The Aeropress can simply be used with boiled water (after being cooled), microwaved water, or even hot tap water if necessary. The moka pot needs a stove or high heating source to get the water hot enough. Which goes back to not using boiling water to brew coffee. Many people aren’t too keen on the potential bitter taste of a Moka pot, therefore getting the temperature right can be tricky.
For most of these products, the coarseness of the coffee is specific to that device. With the Aeropress, not only can any coarseness of coffee be used, but it can be used to adjust the flavor.
What Other People Think About the Aeropress
I keep saying the Aeropress is a known for it’s flavor and functionality. What does everyone else have to say about it?
For starters, the Aeropress holds a 4.7 out of 5 star rating on Amazon. Followed by over 4,000 reviews!
We tested seven models and the $30 AeroPress beat out the $5,500 Jura Giga 5….Through alchemy and air pressure, you get a rich, bold, assertive, pure cup of coffee that’s also complex and clean. Sure, there’s no digital display or built-in grinder. But that $5,000 in your pocket will buy a whole lot of beans.
New York Daily News, April 21, 2013:
Good coffee is hard to find in most hotels, but hot water isn’t. That’s why I always travel with an AeroPress, a funny-looking coffee maker made out of rugged plastic that works like an over-size syringe….It makes fantastic coffee.
Oliver Strand, Bon Appétit, January 2012:
When used properly, AeroPress produces a remarkably good straight espresso-style coffee and an excellent American-style taller cup. In fact, it produces a better espresso-style coffee than many home machines that cost twenty or thirty times as much.
Wait, there’s Even World Championships With Aeropress Brewing…
Another exciting fact about the Aeropress is there is actually an Aeropress world championship. Coming around in 2008, this fan-organized competition has broadened the horizon and showcases just how versatile the AeroPress can be.
The most recent champion winner is Filip Kucharczy from Poland. Here is his award-winning recipe and method you can try with your Aeropress courtesy of the Aerobie World Aeropress Championship section of their website, where you can also find more award-winning methods of brewing!
- Here we start with the inverted method.
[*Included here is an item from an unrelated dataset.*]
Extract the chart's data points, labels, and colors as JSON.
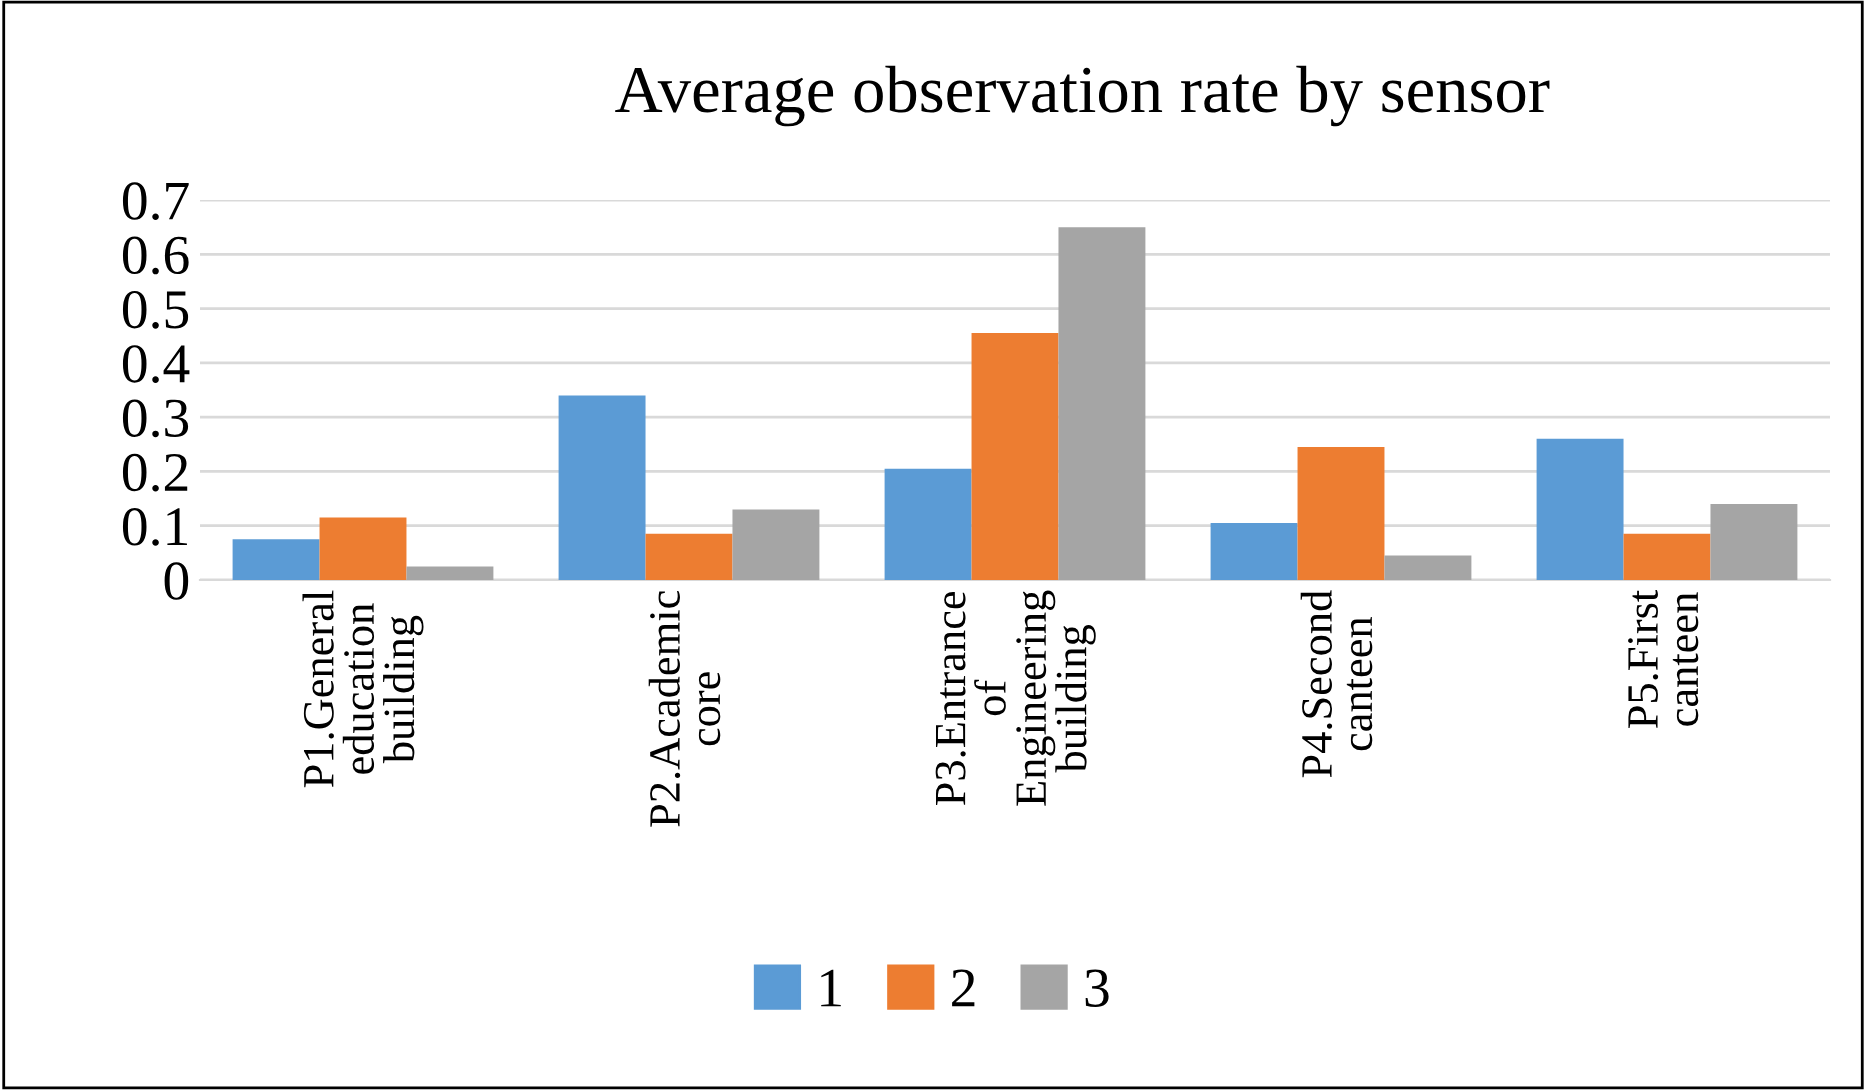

The inverted method of brewing is popular, but can be a little tricky, maybe keep some paper towels around. To start all you need to do is flip everything upside down. Keep the plunger in the aeropress. You may have to keep a hand on it to keep it from going either direction.
- Fill with 35 grams of your favorite ground coffee. For this recipe the ground should be coarse.
- Use a paper filter and make sure it has been rinsed with water.
- Start a timer and fill with 150 grams of water for 15 seconds.
- Stir for an extra 15 seconds.
- Put the lid with the filter on, wait til the timer has reached a full minute.
- Turn the Aeropress over, give it a swirl, and press into whatever cup you would like
- You can also add an additional 100 to 120 grams to adjust flavor.
The Final Word
In our opinion, outside of an expensive espresso machine, AeroPress is the best coffee maker you can get your hands on. It’s by far the most travel friendly and versitile coffee brewing method and the coffee produced by a good Aeropress brew is fantastic and, in our opinion and that of many other experts, perhaps some of the best tasting home-brewed coffee you can make.
A good cup of coffee from the popular local coffee shop can run about 4 to 7 dollars. It’s easy to pay a small amount once a day. That’s roughly $35 a week, $140 a month, and over $1000 dollars a year! Even the priciest bag of arabica beans can save you money in the long run. Not to mention the extra time you have to fight through traffic to wait in line at a busy coffee shop.
You don’t have to go through the hassle, save yourself from the rush hour madness. Enjoy a quality cup of coffee at home, in less than a few minutes, that can be personalized to your taste. The AeroPress gives you the foundation of a great cup of coffee wherever you need it.